The counterfactuals ring true to the extent that they reflect what we know about the real character of the people involved. The best case in point is the chapter on the impeachment trial of Richard Nixon. Tally asks, What would have happened if Nixon had decided to stay and fight? He proposes that Nixon would not have left the outcome of the trial to chance, but would have resorted instead to extreme measures-which, in turn, would have resulted in a further erosion of his political support and made his removal from office a certainty. What's especially satisfying about this idea is that it echoes the origins of the Watergate scandal in Nixon's own paranoid character: They were going to win the election anyway, but they felt compelled to make absolutely sure-so they made the mistakes that led, ultimately, to defeat.

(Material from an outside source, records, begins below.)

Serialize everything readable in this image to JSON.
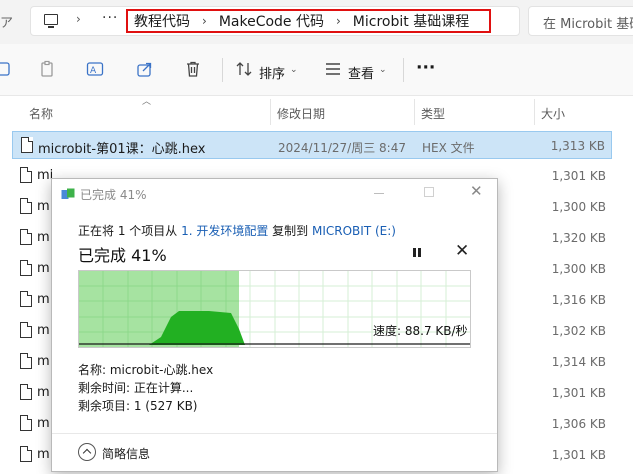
{
  "address_bar": {
    "more": "···",
    "crumbs": [
      "教程代码",
      "MakeCode 代码",
      "Microbit 基础课程"
    ],
    "search_placeholder": "在 Microbit 基础课程 中搜索"
  },
  "toolbar": {
    "sort_label": "排序",
    "view_label": "查看",
    "more_label": "···"
  },
  "columns": {
    "name": "名称",
    "date": "修改日期",
    "type": "类型",
    "size": "大小"
  },
  "files": [
    {
      "name": "microbit-第01课：心跳.hex",
      "date": "2024/11/27/周三 8:47",
      "type": "HEX 文件",
      "size": "1,313 KB"
    },
    {
      "name": "mi",
      "date": "",
      "type": "",
      "size": "1,301 KB"
    },
    {
      "name": "m",
      "date": "",
      "type": "",
      "size": "1,300 KB"
    },
    {
      "name": "m",
      "date": "",
      "type": "",
      "size": "1,320 KB"
    },
    {
      "name": "m",
      "date": "",
      "type": "",
      "size": "1,300 KB"
    },
    {
      "name": "m",
      "date": "",
      "type": "",
      "size": "1,316 KB"
    },
    {
      "name": "m",
      "date": "",
      "type": "",
      "size": "1,302 KB"
    },
    {
      "name": "m",
      "date": "",
      "type": "",
      "size": "1,314 KB"
    },
    {
      "name": "m",
      "date": "",
      "type": "",
      "size": "1,301 KB"
    },
    {
      "name": "m",
      "date": "",
      "type": "",
      "size": "1,306 KB"
    },
    {
      "name": "m",
      "date": "",
      "type": "",
      "size": "1,301 KB"
    }
  ],
  "dialog": {
    "title": "已完成 41%",
    "copy_prefix": "正在将 1 个项目从 ",
    "source": "1. 开发环境配置",
    "copy_mid": " 复制到 ",
    "destination": "MICROBIT (E:)",
    "percent_text": "已完成 41%",
    "progress": 0.41,
    "speed": "速度: 88.7 KB/秒",
    "name_line": "名称: microbit-心跳.hex",
    "time_line": "剩余时间: 正在计算...",
    "items_line": "剩余项目: 1 (527 KB)",
    "details_label": "简略信息",
    "colors": {
      "progress_fill": "#a6e3a1",
      "graph_fill": "#22b022",
      "grid": "#8dd88a"
    }
  },
  "icons": {
    "nav_pc": "computer-icon",
    "copy": "copy-icon",
    "paste": "paste-icon",
    "rename": "rename-icon",
    "share": "share-icon",
    "delete": "trash-icon",
    "sort": "sort-icon",
    "view": "view-icon"
  }
}
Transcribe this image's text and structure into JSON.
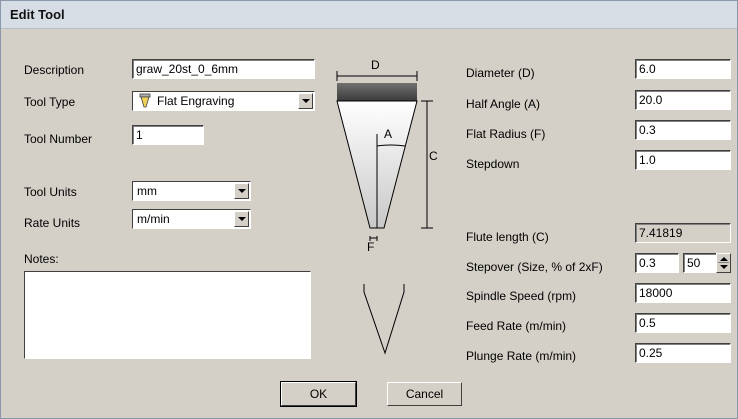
{
  "window": {
    "title": "Edit Tool"
  },
  "left": {
    "description_label": "Description",
    "description_value": "graw_20st_0_6mm",
    "tool_type_label": "Tool Type",
    "tool_type_value": "Flat Engraving",
    "tool_type_icon": "engraving-tool-icon",
    "tool_number_label": "Tool Number",
    "tool_number_value": "1",
    "tool_units_label": "Tool Units",
    "tool_units_value": "mm",
    "rate_units_label": "Rate Units",
    "rate_units_value": "m/min",
    "notes_label": "Notes:",
    "notes_value": ""
  },
  "diagram": {
    "label_d": "D",
    "label_a": "A",
    "label_c": "C",
    "label_f": "F"
  },
  "right": {
    "diameter_label": "Diameter (D)",
    "diameter_value": "6.0",
    "half_angle_label": "Half Angle (A)",
    "half_angle_value": "20.0",
    "flat_radius_label": "Flat Radius (F)",
    "flat_radius_value": "0.3",
    "stepdown_label": "Stepdown",
    "stepdown_value": "1.0",
    "flute_length_label": "Flute length (C)",
    "flute_length_value": "7.41819",
    "stepover_label": "Stepover (Size, % of 2xF)",
    "stepover_size_value": "0.3",
    "stepover_percent_value": "50",
    "spindle_speed_label": "Spindle Speed (rpm)",
    "spindle_speed_value": "18000",
    "feed_rate_label": "Feed Rate (m/min)",
    "feed_rate_value": "0.5",
    "plunge_rate_label": "Plunge Rate (m/min)",
    "plunge_rate_value": "0.25"
  },
  "buttons": {
    "ok_label": "OK",
    "cancel_label": "Cancel"
  }
}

It's the plot of many Tom and Jerry cartoons, and reinforces a suspicion that character is destiny, after all.

A somewhat dryer recent book is Almost History: Close Calls, Plan B's, and Twists of Fate in America's Past, edited by Roger Bruns (Hyperion, 282 pp., $23.95). Bruns reproduces actual documents from various turning points in history; in these cases the alternative history came so close to becoming actual that it made its way into the primary- document paper trail. We find here, for example, the famous Robert E. Lee military plans that a Confederate officer had used as a cigar wrapper. (The plans were thus discovered by the enemy, who were forewarned of the deployments before the battle of Antietam. If the plans had remained secret, the South could conceivably have won a major victory in 1862.)

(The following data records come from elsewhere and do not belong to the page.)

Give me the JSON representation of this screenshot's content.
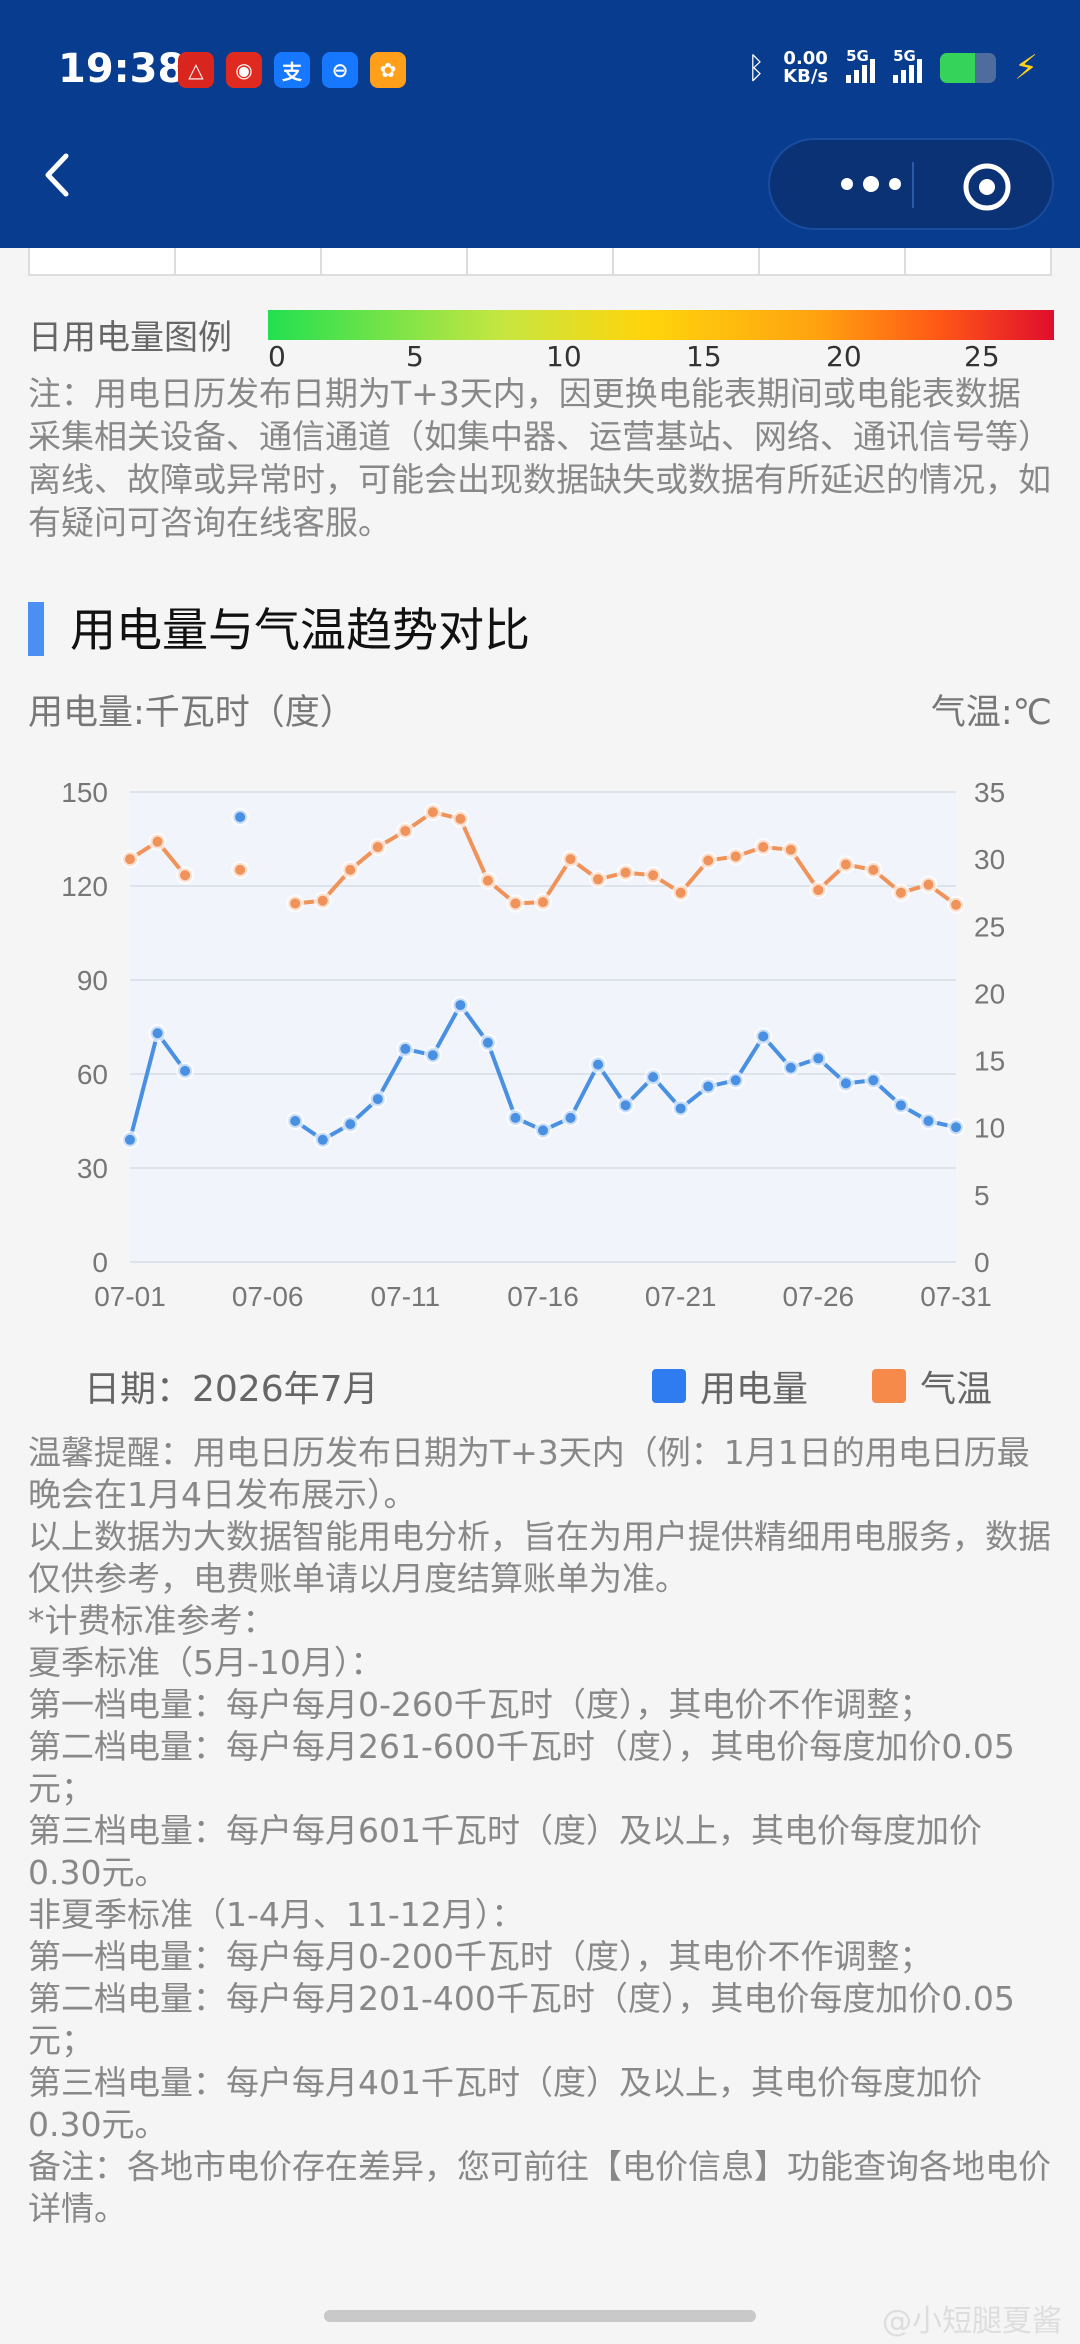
{
  "status_bar": {
    "time": "19:38",
    "apps": [
      {
        "icon": "app-icon-a",
        "color": "#d8261e",
        "glyph": "△"
      },
      {
        "icon": "app-icon-b",
        "color": "#e02a1f",
        "glyph": "◉"
      },
      {
        "icon": "alipay-icon",
        "color": "#1677ff",
        "glyph": "支"
      },
      {
        "icon": "app-icon-c",
        "color": "#1677ff",
        "glyph": "⊖"
      },
      {
        "icon": "app-icon-d",
        "color": "#ff9f1a",
        "glyph": "✿"
      }
    ],
    "net_speed_value": "0.00",
    "net_speed_unit": "KB/s",
    "signal_label": "5G",
    "battery_level": 0.62
  },
  "calendar_legend": {
    "title": "日用电量图例",
    "ticks": [
      "0",
      "5",
      "10",
      "15",
      "20",
      "25"
    ]
  },
  "note": "注：用电日历发布日期为T+3天内，因更换电能表期间或电能表数据采集相关设备、通信通道（如集中器、运营基站、网络、通讯信号等）离线、故障或异常时，可能会出现数据缺失或数据有所延迟的情况，如有疑问可咨询在线客服。",
  "section": {
    "title": "用电量与气温趋势对比",
    "unit_left": "用电量:千瓦时（度）",
    "unit_right": "气温:℃"
  },
  "chart_data": {
    "type": "line",
    "x": [
      "07-01",
      "07-02",
      "07-03",
      "07-04",
      "07-05",
      "07-06",
      "07-07",
      "07-08",
      "07-09",
      "07-10",
      "07-11",
      "07-12",
      "07-13",
      "07-14",
      "07-15",
      "07-16",
      "07-17",
      "07-18",
      "07-19",
      "07-20",
      "07-21",
      "07-22",
      "07-23",
      "07-24",
      "07-25",
      "07-26",
      "07-27",
      "07-28",
      "07-29",
      "07-30",
      "07-31"
    ],
    "x_tick_labels": [
      "07-01",
      "07-06",
      "07-11",
      "07-16",
      "07-21",
      "07-26",
      "07-31"
    ],
    "y_left": {
      "range": [
        0,
        150
      ],
      "ticks": [
        "0",
        "30",
        "60",
        "90",
        "120",
        "150"
      ]
    },
    "y_right": {
      "range": [
        0,
        35
      ],
      "ticks": [
        "0",
        "5",
        "10",
        "15",
        "20",
        "25",
        "30",
        "35"
      ]
    },
    "series": [
      {
        "name": "用电量",
        "axis": "left",
        "color": "#4a90e2",
        "values": [
          39,
          73,
          61,
          null,
          142,
          null,
          45,
          39,
          44,
          52,
          68,
          66,
          82,
          70,
          46,
          42,
          46,
          63,
          50,
          59,
          49,
          56,
          58,
          72,
          62,
          65,
          57,
          58,
          50,
          45,
          43
        ]
      },
      {
        "name": "气温",
        "axis": "right",
        "color": "#f0935a",
        "values": [
          30,
          31.3,
          28.8,
          null,
          29.2,
          null,
          26.7,
          26.9,
          29.2,
          30.9,
          32.1,
          33.5,
          33,
          28.4,
          26.7,
          26.8,
          30,
          28.5,
          29,
          28.8,
          27.5,
          29.9,
          30.2,
          30.9,
          30.7,
          27.7,
          29.6,
          29.2,
          27.5,
          28.1,
          26.6
        ]
      }
    ],
    "grid": true,
    "legend_position": "bottom-right"
  },
  "date_label": "日期：2026年7月",
  "legend_items": [
    "用电量",
    "气温"
  ],
  "tips": [
    "温馨提醒：用电日历发布日期为T+3天内（例：1月1日的用电日历最晚会在1月4日发布展示）。",
    "以上数据为大数据智能用电分析，旨在为用户提供精细用电服务，数据仅供参考，电费账单请以月度结算账单为准。",
    "*计费标准参考：",
    "夏季标准（5月-10月）：",
    "第一档电量：每户每月0-260千瓦时（度），其电价不作调整；",
    "第二档电量：每户每月261-600千瓦时（度），其电价每度加价0.05元；",
    "第三档电量：每户每月601千瓦时（度）及以上，其电价每度加价0.30元。",
    "非夏季标准（1-4月、11-12月）：",
    "第一档电量：每户每月0-200千瓦时（度），其电价不作调整；",
    "第二档电量：每户每月201-400千瓦时（度），其电价每度加价0.05元；",
    "第三档电量：每户每月401千瓦时（度）及以上，其电价每度加价0.30元。",
    "备注：各地市电价存在差异，您可前往【电价信息】功能查询各地电价详情。"
  ],
  "watermark": "@小短腿夏酱",
  "colors": {
    "header": "#073c8f",
    "accent": "#4c8ff2",
    "usage": "#2f7bf0",
    "temp": "#f58a4b"
  }
}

Finally, for those who like their alternative history with the accent on the history and not the alternative, there's How Hitler Could Have Won World War II: The Ten Fatal Errors That Led to Nazi Defeat by Bevin Alexander (Crown, 352 pp., $25). This book, too, is effective due to its grounding in the known facts of character: Hitler made his military errors because of the kind of person he was. Alexander writes, for example, that the German bombing of Britain was inflicting serious strategic damage in 1940. "Then, on the night of August 24, ten German bombers lost their way and dropped their loads on central London. RAF Bomber Command launched a reprisal raid on Berlin the next night with eighty bombers-the first time the German capital had been hit. . . . Hitler, enraged, announced he would 'eradicate' British cities. He called off the strikes against sector stations and ordered terror bombing of British cities." Because he was unable to govern his rage, Hitler traded a strategy that was working for one that only sparked the fighting spirit of the British. To say it could have turned out differently would require Hitler to have been a different sort of person; but a different sort of person wouldn't have created the bloody mess in the first place.